そして、河野太郎防衛相に病院船新造の陳情を行った病院船議連の会長は、日刊工業新聞が伝えるところによれば「どうせ造るなら世界最高水準の病院船を造るべきだ」と訴えたという。この議連は全長約200メートル、幅約30メートル、35,000総トンという、マーシー級に次ぐ規模の巨大な病院船の建造を訴えている。先の戦艦大和を踏まえると、嫌な予感しかしないアピールである。
せめて教訓を待て
前述したように、新型コロナウイルスの世界的流行は未収束であり、その対応も各国とも手探りの状態で、マーシー級ら病院船活用の教訓も出ていない。本当に感染症対策に活用できる病院船を建造したいなら、今は研究と知見の集積を待つべきではないか。

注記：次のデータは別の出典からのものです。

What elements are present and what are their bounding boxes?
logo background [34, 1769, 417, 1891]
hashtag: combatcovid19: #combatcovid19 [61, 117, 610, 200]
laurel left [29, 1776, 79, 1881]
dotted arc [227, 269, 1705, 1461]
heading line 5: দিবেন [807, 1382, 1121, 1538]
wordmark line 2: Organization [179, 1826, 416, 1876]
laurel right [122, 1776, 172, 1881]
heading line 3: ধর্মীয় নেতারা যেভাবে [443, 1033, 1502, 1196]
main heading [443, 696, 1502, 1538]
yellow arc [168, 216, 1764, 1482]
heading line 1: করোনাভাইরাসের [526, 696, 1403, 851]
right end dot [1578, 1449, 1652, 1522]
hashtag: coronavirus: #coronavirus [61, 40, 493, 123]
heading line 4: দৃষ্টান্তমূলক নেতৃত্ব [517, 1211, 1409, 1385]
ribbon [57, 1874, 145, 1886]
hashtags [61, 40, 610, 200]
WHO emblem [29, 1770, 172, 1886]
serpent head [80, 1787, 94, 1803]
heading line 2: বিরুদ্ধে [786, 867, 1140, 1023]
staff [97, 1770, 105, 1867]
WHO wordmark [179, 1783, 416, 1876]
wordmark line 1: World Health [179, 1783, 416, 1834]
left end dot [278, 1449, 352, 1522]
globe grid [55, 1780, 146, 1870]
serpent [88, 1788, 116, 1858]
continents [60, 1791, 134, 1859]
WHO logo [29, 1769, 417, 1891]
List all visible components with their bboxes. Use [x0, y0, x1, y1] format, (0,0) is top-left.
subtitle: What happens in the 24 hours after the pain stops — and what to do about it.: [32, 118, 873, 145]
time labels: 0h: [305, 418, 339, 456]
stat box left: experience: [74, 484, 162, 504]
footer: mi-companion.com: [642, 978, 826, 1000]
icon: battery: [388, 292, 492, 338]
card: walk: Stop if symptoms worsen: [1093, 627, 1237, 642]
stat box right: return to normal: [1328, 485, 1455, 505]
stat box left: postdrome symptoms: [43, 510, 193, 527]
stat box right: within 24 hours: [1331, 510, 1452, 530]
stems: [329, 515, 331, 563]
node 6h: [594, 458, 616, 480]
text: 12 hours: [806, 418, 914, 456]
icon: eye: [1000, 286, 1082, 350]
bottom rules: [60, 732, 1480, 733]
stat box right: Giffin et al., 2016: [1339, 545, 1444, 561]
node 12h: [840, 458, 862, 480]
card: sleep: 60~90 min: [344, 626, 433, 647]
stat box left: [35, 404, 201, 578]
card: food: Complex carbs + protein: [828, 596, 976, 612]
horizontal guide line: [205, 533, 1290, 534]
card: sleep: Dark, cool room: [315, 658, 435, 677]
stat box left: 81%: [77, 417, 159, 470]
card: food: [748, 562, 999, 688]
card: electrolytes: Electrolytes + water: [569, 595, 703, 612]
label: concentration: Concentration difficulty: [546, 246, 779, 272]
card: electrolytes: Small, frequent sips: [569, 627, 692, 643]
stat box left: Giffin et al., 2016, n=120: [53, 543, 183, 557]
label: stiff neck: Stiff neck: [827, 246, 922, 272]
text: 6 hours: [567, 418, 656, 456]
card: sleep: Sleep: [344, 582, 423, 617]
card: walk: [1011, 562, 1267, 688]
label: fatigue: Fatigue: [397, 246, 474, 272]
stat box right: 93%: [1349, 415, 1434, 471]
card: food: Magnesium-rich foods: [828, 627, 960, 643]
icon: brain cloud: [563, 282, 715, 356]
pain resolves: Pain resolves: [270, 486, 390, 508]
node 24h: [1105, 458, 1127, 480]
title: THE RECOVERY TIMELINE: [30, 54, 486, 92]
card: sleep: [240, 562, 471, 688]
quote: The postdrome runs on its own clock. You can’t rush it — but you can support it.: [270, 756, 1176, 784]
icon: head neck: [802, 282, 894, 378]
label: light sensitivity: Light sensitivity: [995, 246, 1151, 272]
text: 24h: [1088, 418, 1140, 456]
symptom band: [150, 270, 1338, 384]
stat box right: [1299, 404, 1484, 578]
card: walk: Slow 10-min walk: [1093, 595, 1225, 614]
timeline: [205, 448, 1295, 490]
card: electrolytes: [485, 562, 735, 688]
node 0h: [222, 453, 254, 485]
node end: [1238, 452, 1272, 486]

現在、専用の病院船を持つ国は、筆者が知る限り空母を運用する国よりも少ない(離島を巡る非軍用の小型の病院船を除く)。現在の海上自衛隊もそうだが、大型艦や支援艦艇に手術室を備えるなど、病院機能を併設するか増設可能な形で済ます国が多い。空母以上に希少な船を保有するのなら、もっと慎重であるべきだろう。
なにより、感染症対策を謳うなら、平時からの感染症情報の収集・研究の要である、国立感染症研究所の機能強化が先に来るのが筋と考えるが、病院船に関しては超党派議連が2つも立ち上がっている反面、こちらの動きは明らかに鈍い。病院船1隻の建造費は規模にもよるが数百億はかかるが、現在の感染症研究所の年間予算は100億にも満たない。感染症対策を名目にするなら、やるべきことは別にあるだろう。
何事も優先順位を整理しようぜ。
※2020年5月17日追記:議連の名称を「災害医療船舶利活用推進議員連盟」としておりましたが、正しくは「超党派・災害時医療等船舶利活用推進議員連盟」でした。お詫びして訂正します。